One company is focusing directly on the human-machine interface. New Haven-based Primordial Labs has developed Anura, a voice- and language-driven interface that allows users to task unmanned systems using spoken language rather than traditional controllers or graphical user interfaces. With use cases spanning single platform operations, battlespace management, and multi-domain teaming, Anura illustrates how natural language integration at the tactical edge is already within reach.
From Tactics to Operations
Although the AVO has initially been characterized as a tactical enabler (“Shadow that vessel at twenty kilometers and avoid radar exposure,” to cite DIU’s example), its design could have broader implications. An “orchestrator” suggests a capability that operates above the level of individual platform control, and DIU’s framing—“plain language that expresses desired effects, constraints, timing, and priorities”—implies operational intent in addition to tactical. At a higher level, the AVO could enable commanders to articulate objectives and constraints while delegating tactical execution to machines.

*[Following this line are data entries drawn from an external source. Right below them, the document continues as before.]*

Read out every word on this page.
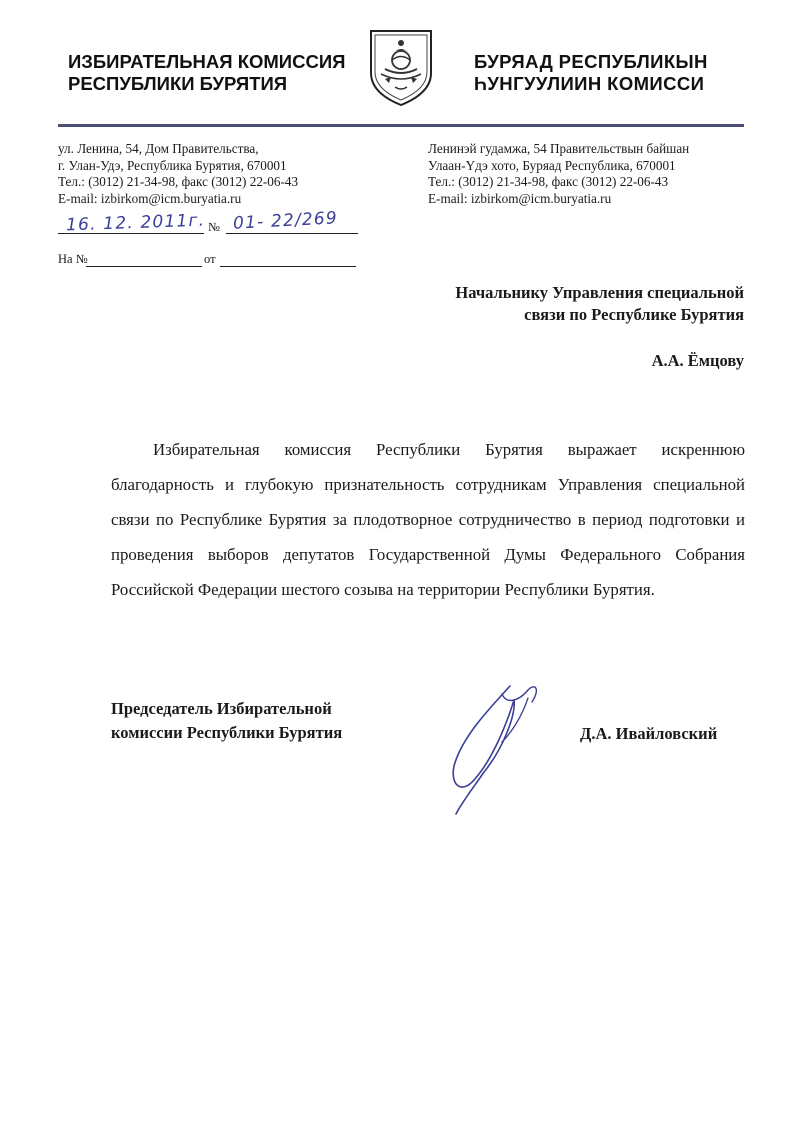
ИЗБИРАТЕЛЬНАЯ КОМИССИЯ
РЕСПУБЛИКИ БУРЯТИЯ
БУРЯАД РЕСПУБЛИКЫН
ҺУНГУУЛИИН КОМИССИ
ул. Ленина, 54, Дом Правительства,
г. Улан-Удэ, Республика Бурятия, 670001
Тел.: (3012) 21-34-98, факс (3012) 22-06-43
E-mail: izbirkom@icm.buryatia.ru
Ленинэй гудамжа, 54 Правительствын байшан
Улаан-Үдэ хото, Буряад Республика, 670001
Тел.: (3012) 21-34-98, факс (3012) 22-06-43
E-mail: izbirkom@icm.buryatia.ru
16. 12. 2011г. № 01- 22/269
На №	от
Начальнику Управления специальной
связи по Республике Бурятия
А.А. Ёмцову

Избирательная комиссия Республики Бурятия выражает искреннюю благодарность и глубокую признательность сотрудникам Управления специальной связи по Республике Бурятия за плодотворное сотрудничество в период подготовки и проведения выборов депутатов Государственной Думы Федерального Собрания Российской Федерации шестого созыва на территории Республики Бурятия.

Председатель Избирательной
комиссии Республики Бурятия	Д.А. Ивайловский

In practice, this shift would allow commanders to focus more on shaping outcomes and less on controlling individual platforms, marking an evolution in how autonomy is employed at the fleet level. This would align closely with the U.S. Navy’s vision for Project Overmatch, or the broader ambition of Joint All-Domain Command and Control (JADC2). As the number of unmanned and autonomous systems grows, the limiting factor increasingly becomes human cognitive capacity rather than data access. The AVO would function as a bridge between higher-level operational intent and data-driven tactical autonomy, shortening decision cycles and enabling effects at greater speed and scale.
Challenges Abound
The AVO will likely resemble a large language model (LLM) like Open AI’s ChatGPT or Google Gemini, translating unstructured command inputs into structured, machine-executable tasks. But while LLMs are powerful tools, their use in coordinating autonomous systems poses significant challenges and risks. Robotic platforms require precise, unambiguous tasking. The LLM would need to translate human intent into actionable commands, but as anyone who has used an LLM knows, they tend to fill in gaps and make assumptions. Subtle differences in phrasing could materially change meaning, and any linguistic misalignment between human and machine would risk misinterpretation. Even benign or imprecise human phrasing could trigger unintended, possibly severe, consequences. From a cybersecurity perspective, LLM-based systems offer adversaries an attractive attack vector, one with a potentially lower barrier to entry than code-driven hacks. The AVO would be vulnerable to malicious prompt injection, poisoned training data, or exploitation of its limitations such as hallucination, weak temporal reasoning, and mismatches between language input and physical reality. Moreover, LLMs do not inherently understand international law, rules of engagement, or escalation thresholds. Any delegation of authority would need to be clearly articulated, constrained, and reversible, rather than inferred by the AVO.
Commanding at Machine Speed
The accelerating tempo of modern conflict and its accompanying flood of data will increasingly demand autonomous and AI-enabled decision-making at the tactical edge. A unified orchestration layer that translates human intent into machine action would represent a decisive enabler not only of tactical autonomy, but operational command that supports the ambitions of Project Overmatch or JADC2. The AVO could represent not only the integration of cutting-edge technology, but an architectural shift, heralding a future in which commanders shape outcomes through intent, while autonomous systems manage execution at speed and scale.